Propioceptivamente, las diferentes posiciones corporales establecen acercamientos peculiares a la actividad perceptual que culmina en el gesto o a los “desplazamientos” del dibujo sobre la superficie, zona o ámbito de expresión. Es curioso explorar las variantes relacionadas a las posturas o modificaciones de los ejes corporales. Asimismo, dibujar a través de diferentes dispositivos o instrumentos (que son, a su vez, interfaces añadidas) también modifica la configuración expresiva (y hasta un posible “estilo”) de manera global.

En cuestión de sensaciones interoceptivas, ya en la fiebre o en los sueños se trazan dibujos en los que intervienen sus pulsiones o informaciones; en ciertos estados de conciencia, llevarlos a un trazo material solamente implica fluir adecuadamente con el modo de expresión (si se ha desbloqueado cualquier control conceptual, mucho mejor).

Le Corbusier especifica: “Dibujar es aprender a ver, a ver nacer, crecer, expandirse, morir, a las cosas y las gentes.

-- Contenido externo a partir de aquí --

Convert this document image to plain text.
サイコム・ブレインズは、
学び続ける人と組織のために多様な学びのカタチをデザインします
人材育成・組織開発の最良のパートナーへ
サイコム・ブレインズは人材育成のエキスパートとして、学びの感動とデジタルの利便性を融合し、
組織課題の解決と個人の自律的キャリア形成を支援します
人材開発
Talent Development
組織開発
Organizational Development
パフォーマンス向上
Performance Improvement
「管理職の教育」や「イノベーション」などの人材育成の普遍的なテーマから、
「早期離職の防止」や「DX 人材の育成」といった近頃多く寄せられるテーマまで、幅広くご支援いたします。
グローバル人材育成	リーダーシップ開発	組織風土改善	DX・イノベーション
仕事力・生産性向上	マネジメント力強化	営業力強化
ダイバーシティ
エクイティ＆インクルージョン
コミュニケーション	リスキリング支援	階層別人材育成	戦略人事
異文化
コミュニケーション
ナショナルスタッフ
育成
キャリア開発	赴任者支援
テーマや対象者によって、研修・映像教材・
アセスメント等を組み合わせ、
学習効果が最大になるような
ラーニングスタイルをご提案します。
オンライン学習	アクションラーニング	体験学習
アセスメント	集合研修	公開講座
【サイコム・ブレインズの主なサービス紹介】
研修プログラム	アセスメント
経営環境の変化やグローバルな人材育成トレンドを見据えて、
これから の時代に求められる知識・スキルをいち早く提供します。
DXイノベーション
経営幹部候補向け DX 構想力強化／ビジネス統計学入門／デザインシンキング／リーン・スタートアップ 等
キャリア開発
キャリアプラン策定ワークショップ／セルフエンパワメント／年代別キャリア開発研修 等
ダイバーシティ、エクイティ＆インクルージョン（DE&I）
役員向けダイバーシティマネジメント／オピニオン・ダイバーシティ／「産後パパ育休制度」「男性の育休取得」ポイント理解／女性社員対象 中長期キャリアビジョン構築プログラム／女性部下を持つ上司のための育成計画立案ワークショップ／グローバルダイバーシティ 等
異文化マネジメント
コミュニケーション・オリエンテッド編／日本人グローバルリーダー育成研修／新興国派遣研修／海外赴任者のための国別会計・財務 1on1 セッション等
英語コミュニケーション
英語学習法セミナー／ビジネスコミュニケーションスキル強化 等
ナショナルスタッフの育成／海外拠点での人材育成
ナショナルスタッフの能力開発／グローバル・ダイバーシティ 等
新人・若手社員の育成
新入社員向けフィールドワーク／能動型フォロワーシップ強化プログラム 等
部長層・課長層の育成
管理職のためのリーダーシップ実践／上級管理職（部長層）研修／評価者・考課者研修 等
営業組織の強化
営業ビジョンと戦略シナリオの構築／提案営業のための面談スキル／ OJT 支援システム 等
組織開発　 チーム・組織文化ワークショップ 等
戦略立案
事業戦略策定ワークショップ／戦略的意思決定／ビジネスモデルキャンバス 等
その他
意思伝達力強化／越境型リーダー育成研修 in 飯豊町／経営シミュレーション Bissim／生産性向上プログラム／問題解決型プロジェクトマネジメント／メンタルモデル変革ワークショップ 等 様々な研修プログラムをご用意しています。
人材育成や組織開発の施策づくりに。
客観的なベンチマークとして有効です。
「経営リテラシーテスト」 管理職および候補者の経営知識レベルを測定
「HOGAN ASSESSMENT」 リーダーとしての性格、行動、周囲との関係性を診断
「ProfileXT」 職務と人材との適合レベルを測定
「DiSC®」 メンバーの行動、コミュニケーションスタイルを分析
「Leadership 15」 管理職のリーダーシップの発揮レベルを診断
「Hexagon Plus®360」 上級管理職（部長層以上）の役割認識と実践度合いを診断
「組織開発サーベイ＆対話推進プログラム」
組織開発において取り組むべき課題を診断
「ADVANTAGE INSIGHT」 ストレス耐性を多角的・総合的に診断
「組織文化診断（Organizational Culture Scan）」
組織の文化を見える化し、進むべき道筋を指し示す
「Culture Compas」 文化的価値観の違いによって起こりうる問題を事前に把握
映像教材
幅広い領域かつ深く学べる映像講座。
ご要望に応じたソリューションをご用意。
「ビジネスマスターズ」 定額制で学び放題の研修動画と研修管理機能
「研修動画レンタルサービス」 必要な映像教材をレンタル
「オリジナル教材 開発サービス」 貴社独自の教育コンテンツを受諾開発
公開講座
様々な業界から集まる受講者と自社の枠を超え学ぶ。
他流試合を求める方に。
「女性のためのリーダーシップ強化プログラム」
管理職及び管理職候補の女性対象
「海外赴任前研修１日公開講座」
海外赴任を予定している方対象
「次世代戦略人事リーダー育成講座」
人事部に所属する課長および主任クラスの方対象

Hay que dibujar para interiorizar aquello que ha sido visto, y que quedara entonces escrito en nuestra memoria para el resto de nuestra vida”. Esta definición ya se acerca más a la perspectiva “toroidal” a la que me he referido como la expansión configuradora.

Así, mi relación con las diferentes disciplinas, incluyendo la matemática –a pesar del carácter abstracto de esta última– han de pasar por el tamiz perceptual sinestésico y gestual, a través de la “geometría multisensorial” que implica la perspectiva generadora del que dibuja (repito: no necesariamente sobre papel ni haciendo uso de pigmentos o garabateando en pantallas a través de pixeles).

Si el dibujo implica un valor propio, intrínseco, que suma creación y comprensión (las cuales comulgan a través de un gesto simultáneo), tiene, además, una ventaja expresiva: el dibujo supone una “licencia” para poder moverse con relativa libertad; e incluso, si así se prefiere, al menos mientras el dibujo se desarrolla puede uno explorar, conocer y expresarse prescindiendo del propio arte y de las “presiones” del mismo. Por eso lo que a veces se consigue nos puede sorprender.